Inclusion in US currency manipulator list has no impact on economy, says BNM

According to the central bank, the Malaysian economy remains resilient, supported by strong economic fundamentals


There are no repercussions to Malaysia’s economy from the country’s inclusion in the US Treasury’s monitoring list of potential currency manipulators, according to Bank Negara Malaysia (BNM).

In a statement yesterday, the central bank emphasised that the Malaysian economy remains resilient, supported by strong economic fundamentals, including the flexibility accorded by a floating exchange rate and strong external balance.

“Malaysia supports free and fair trade, and does not engage in unfair currency practices.

“Malaysia adopts a floating exchange rate regime.

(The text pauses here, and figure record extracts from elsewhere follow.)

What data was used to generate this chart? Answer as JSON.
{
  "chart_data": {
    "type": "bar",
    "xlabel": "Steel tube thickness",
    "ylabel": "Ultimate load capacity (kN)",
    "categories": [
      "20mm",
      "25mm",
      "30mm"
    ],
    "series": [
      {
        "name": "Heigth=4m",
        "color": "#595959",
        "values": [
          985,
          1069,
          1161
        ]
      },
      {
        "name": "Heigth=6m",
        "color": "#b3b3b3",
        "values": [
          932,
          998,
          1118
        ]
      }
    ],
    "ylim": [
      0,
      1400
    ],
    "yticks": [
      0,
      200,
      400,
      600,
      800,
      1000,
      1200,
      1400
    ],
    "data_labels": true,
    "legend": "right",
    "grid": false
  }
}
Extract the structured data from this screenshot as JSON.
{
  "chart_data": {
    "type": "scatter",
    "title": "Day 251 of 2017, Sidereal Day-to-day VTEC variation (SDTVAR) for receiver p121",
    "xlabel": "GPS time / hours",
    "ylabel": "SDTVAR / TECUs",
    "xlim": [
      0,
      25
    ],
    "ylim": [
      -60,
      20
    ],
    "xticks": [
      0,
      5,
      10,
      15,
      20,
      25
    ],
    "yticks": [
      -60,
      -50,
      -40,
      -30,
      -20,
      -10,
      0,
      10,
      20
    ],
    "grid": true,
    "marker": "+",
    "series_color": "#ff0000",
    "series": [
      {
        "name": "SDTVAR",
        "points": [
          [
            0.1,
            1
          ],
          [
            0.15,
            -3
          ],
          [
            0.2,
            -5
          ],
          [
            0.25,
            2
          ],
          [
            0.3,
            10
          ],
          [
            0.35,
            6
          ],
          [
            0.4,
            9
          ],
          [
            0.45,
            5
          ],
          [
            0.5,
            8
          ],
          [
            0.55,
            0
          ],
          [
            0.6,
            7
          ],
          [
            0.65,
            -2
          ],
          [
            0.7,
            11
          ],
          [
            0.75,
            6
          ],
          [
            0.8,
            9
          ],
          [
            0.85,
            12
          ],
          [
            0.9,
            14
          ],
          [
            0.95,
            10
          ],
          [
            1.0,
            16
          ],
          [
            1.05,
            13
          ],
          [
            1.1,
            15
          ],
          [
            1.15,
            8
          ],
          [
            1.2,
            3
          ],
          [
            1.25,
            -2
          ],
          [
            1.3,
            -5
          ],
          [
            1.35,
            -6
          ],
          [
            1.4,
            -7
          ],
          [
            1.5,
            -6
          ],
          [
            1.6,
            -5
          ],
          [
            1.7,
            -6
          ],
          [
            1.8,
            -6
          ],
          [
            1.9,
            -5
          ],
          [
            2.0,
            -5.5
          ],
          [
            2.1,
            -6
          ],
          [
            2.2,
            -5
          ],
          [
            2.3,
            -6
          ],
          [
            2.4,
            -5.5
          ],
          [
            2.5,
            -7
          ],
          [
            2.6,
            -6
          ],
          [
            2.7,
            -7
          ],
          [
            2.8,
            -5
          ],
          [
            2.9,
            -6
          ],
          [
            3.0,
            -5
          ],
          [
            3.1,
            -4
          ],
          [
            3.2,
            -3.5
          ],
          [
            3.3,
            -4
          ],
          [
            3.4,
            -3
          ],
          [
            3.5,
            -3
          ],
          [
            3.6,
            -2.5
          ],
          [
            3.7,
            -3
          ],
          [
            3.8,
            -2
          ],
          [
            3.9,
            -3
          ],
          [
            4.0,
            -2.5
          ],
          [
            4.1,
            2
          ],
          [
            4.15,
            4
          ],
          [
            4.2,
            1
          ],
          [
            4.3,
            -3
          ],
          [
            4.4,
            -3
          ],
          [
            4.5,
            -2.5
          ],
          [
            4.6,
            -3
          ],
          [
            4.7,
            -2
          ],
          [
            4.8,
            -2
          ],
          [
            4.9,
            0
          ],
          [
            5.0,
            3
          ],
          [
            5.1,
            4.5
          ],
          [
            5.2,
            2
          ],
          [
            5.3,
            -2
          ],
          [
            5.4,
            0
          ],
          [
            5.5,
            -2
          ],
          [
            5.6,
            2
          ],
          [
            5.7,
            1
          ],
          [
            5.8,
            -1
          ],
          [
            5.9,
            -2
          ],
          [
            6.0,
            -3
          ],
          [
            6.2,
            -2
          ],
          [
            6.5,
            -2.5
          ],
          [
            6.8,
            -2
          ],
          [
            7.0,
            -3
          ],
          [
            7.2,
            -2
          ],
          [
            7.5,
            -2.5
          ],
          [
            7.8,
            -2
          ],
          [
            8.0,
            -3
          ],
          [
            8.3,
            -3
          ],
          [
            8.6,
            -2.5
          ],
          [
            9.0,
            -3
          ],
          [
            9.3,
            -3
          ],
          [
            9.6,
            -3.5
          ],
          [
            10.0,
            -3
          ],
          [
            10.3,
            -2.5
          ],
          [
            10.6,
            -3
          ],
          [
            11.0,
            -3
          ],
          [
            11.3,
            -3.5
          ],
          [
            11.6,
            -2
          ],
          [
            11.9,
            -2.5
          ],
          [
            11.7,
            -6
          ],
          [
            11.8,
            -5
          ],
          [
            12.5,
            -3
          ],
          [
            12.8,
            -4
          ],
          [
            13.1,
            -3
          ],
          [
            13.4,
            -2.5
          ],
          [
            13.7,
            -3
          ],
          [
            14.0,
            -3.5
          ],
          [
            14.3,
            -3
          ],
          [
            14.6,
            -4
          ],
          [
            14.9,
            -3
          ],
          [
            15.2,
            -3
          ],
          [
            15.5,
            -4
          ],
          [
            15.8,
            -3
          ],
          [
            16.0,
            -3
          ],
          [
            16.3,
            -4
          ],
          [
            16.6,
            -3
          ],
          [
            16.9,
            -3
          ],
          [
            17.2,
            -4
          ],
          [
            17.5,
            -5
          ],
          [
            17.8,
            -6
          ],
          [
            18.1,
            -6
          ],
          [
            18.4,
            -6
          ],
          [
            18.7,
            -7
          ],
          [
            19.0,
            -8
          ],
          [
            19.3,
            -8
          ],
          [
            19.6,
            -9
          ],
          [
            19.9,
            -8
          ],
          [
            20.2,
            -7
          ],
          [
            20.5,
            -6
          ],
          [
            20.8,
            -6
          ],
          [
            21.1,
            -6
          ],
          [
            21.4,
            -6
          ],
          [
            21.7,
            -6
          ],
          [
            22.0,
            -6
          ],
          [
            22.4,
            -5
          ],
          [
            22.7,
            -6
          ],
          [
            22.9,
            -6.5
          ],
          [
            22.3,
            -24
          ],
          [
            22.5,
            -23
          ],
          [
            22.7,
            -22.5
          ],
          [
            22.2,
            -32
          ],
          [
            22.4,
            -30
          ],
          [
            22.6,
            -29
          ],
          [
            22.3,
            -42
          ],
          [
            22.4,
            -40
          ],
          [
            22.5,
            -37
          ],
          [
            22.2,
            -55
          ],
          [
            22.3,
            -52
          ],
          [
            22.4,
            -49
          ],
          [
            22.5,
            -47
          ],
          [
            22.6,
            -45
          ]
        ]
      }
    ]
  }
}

The ringgit exchange rate is market-determined and is not relied upon for exports competitiveness,” it said.

Malaysia is among nine countries in the list, along with China, Germany, Italy, Ireland, Japan, South Korea, Singapore and Vietnam.

The number of countries on the watchlist expanded after US Treasury Secretary Steven Mnuchin lowered the threshold for qualification.

The new threshold includes countries with current-account surplus equivalent to 2% of GDP, down from 3% previously.

Other criteria includes persistent intervention in markets for a nation’s currency, and trade surplus with the US of at least US$20 billion (RM83.9 billion).

Countries that meet two of the criteria are placed on the watchlist and Malaysia fulfils two out of three criteria listed.

Malaysia has maintained a significant bilateral goods trade surplus with the US since 2015, registering US$27 billion last year, while current- account surplus stood at 2.1% of GDP.

As acknowledged by the Report on Macroeconomic and Foreign-Exchange (forex) Policies of Major Trading Partners of the US, BNM’s intervention over the last few years has been in both directions of the forex market.

“Any intervention is limited to ensuring an orderly market and avoiding excessive volatility of the exchange rate that may affect macroeconomic stability.

“The fact that the ringgit has over the years faced multiple episodes of significant appreciation and depreciation, points to the flexibility of the exchange rate,” it noted.

The central bank added that as a small and open economy, Malaysia’s current account of balance of payments is affected by both internal and external developments, including cyclical and structural factors.

“About half of Malaysia’s trade surplus is driven by commodity exports, which is largely influenced by global demand and supply, as opposed to the exchange rate,” it said.

BNM said the current account surplus is reflection of the diversified nature of the Malaysian economy.

US President Donald Trump’s administration has recently embarked on currency policy, which is deemed as the latest tool to rewrite global trade rules that have hurt American businesses and consumers.

The semi-annual forex report was issued amid the escalating trade conflicts between the US and China.

Washington’s increasing tariffs on US$200 billion worth of Chinese goods on May 10 was quickly met by Beijing, that retaliated with targeted tariffs of their own as the world’s two largest economies traded blows.

Subsequently, Trump announced an export ban on Chinese multinational Huawei Technologies Co Ltd which, should it materialise, could see China resorting to non-tariff measures.